INAD(Inadmissible Passenger)とは

今回はグランドスタッフが遭遇するPAXのうち、ちょっと怖いPAXについてです。

INAD(Inadmissible Passenger)とは

Inadmissibleとは、容認できない、許せないといった意味を持つ単語です。ある国に、入国を拒否されたPAXという意味です。グランドスタッフが良く使う単語です。

イナドやインアドと発音されます。

特に到着担当にとっては、残業要因となってしまうPAXでもあります。国にとっても、航空会社にとっても、そしてそこで働くスタッフにとっても歓迎せざる存在であるのは間違いありませんね。

私が遭遇したINAD

私が到着担当として勤務していると、イミグレーションから連絡が入ります。

担当便のPAXがINADとなり、入国できない状態とのことです。その場でスーパーバイザーに連絡し、対応を確認しました。当該PAXは以前日本で良からぬ行為をしたようです。

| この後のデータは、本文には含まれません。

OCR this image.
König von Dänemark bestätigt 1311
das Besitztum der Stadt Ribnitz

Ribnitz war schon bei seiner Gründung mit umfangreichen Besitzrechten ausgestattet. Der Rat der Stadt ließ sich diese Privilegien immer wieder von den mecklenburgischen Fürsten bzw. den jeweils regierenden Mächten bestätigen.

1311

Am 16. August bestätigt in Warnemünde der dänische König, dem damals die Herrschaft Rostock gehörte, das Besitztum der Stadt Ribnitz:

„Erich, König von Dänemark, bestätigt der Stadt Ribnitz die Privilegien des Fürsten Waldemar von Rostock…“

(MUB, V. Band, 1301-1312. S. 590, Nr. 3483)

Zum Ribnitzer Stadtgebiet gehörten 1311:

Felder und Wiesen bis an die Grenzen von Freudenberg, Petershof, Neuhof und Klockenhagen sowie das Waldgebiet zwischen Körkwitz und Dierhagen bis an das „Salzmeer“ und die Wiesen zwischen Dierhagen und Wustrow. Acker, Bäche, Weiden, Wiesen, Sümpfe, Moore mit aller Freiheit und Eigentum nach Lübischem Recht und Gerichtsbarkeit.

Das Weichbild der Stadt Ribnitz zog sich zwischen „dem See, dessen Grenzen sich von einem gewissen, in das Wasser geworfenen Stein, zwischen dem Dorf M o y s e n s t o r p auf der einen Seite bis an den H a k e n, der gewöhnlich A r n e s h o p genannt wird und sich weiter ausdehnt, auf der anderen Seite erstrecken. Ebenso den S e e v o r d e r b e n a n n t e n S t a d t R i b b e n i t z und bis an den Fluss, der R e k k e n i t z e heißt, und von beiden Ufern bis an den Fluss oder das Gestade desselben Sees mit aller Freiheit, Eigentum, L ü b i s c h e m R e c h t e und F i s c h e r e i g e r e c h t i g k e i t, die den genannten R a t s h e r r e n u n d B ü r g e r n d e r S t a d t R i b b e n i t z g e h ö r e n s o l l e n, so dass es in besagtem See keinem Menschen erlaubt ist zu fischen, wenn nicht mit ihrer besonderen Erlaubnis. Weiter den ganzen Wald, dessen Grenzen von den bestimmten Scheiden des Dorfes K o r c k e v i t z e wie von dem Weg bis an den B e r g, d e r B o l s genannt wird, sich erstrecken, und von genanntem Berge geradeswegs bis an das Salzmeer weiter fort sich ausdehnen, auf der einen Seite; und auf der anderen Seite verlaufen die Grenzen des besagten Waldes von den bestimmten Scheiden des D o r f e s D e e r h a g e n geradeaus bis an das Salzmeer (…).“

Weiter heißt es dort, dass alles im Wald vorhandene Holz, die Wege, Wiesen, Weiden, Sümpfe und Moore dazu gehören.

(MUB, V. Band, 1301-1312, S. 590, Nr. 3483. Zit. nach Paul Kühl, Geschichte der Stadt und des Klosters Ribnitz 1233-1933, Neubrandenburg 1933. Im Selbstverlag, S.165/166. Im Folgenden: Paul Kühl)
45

このような場合、INADとなったPAX本人が自費でチケットを再購入し、帰国する必要があります。幸いにも、その日の1便目で発生したINADであったため、数時間後の2便目で帰国することが可能でした。

当該PAXにチケットを購入してもらったあと、到着動線から出発動線に誘導します。

INADに対するシートアサインにも配慮が必要で、可能な限り隣のシートはブロックします。

搭乗させるのも基本的には最後です。チーフパーサー(キャビンの責任者)にも、INADである旨、引継ぎが必須です。

以前、何らかの不法行為を行っている人ですので、ちょっと緊張しました。しかし、話し方も穏やかで、この人が?という印象すら抱いてしまいました。

※翌日以降の便に乗る必要がある場合、上禁室と呼ばれる場所で、出発まで滞在することになります。出発を待つ間、ここで過ごす訳ですが、食費はグランドスタッフがPAXから預かり、コンビニ等で調達して、届けに行くわけです。

INADになりそうだった?PAX

到着担当として、LL(Lost&Found)業務に従事していると、ターンテーブルからバゲージが捌けないことがあります。ターンテーブルの傍にはPAXは誰もいないのに、ぽつんとバゲージが取り残されたままなのです。

グランドスタッフのLL(Lost&found)業務1

グランドスタッフのLL(Lost&found)業務2

LL業務は、到着ホールにあるバゲージ返却用のターンテーブル脇に立ち、到着PAXのケアを担当する業務です。当ブログの過去記事でも、LL業務について紹介しています。よろしければお読みください。

では、ターンテーブルにバゲージが残っているのか。

多くの場合、持ち主のPAXがゆっくり歩いていたり、トイレに入っていたりして、ターンテーブルに来るまでに時間を要していることが理由です。

しかし、イミグレーションで別室に呼ばれ、入国審査官から質問を受けている場合もあります。イミグレーションには、審査官がいて多くのPAXが並ぶブースの脇に、事務所があります。すぐに入国許可をもらえないPAXは、この事務所で入国審査官の質問を受け、入国の可否が少し時間をかけて審査されるわけです。

グランドスタッフは、事務所のカウンター脇に置かれたPAXのパスポートのコピーの入ったファイルを手に取ります。自身の担当便のPAXがここで審査を受けていないか、確認するためです。

ここで審査を受けているPAXのパスポートのコピーは、隅の余白の部分にエアラインの2レターコードが書かれ、前述のファイルに入れられます。

ある日私が到着担当として、早朝までの勤務に入っていたとき、ターンテーブルにバゲージが取り残されているのを発見しました。イミグレーション事務所まで行き、パスポートコピーを参照すると、やはりありました。担当便のPAXがまだ審査を受けているようです。

入国審査官に、入国許可が下りそうかどうか見込みを尋ねます。もう少々お待ちくださいと言われ、しばらく待機しました。

15分程経過し、再度尋ねると、入国できそうですとの返答があり、ほっとしました。

まとめ

残業が嫌いな私は、INADになりそうな人がいないか、冷や冷やしていました。INADは怖いというイメージもあり、到着便のPAXが全員無事に入国できた瞬間は、ほっとしました。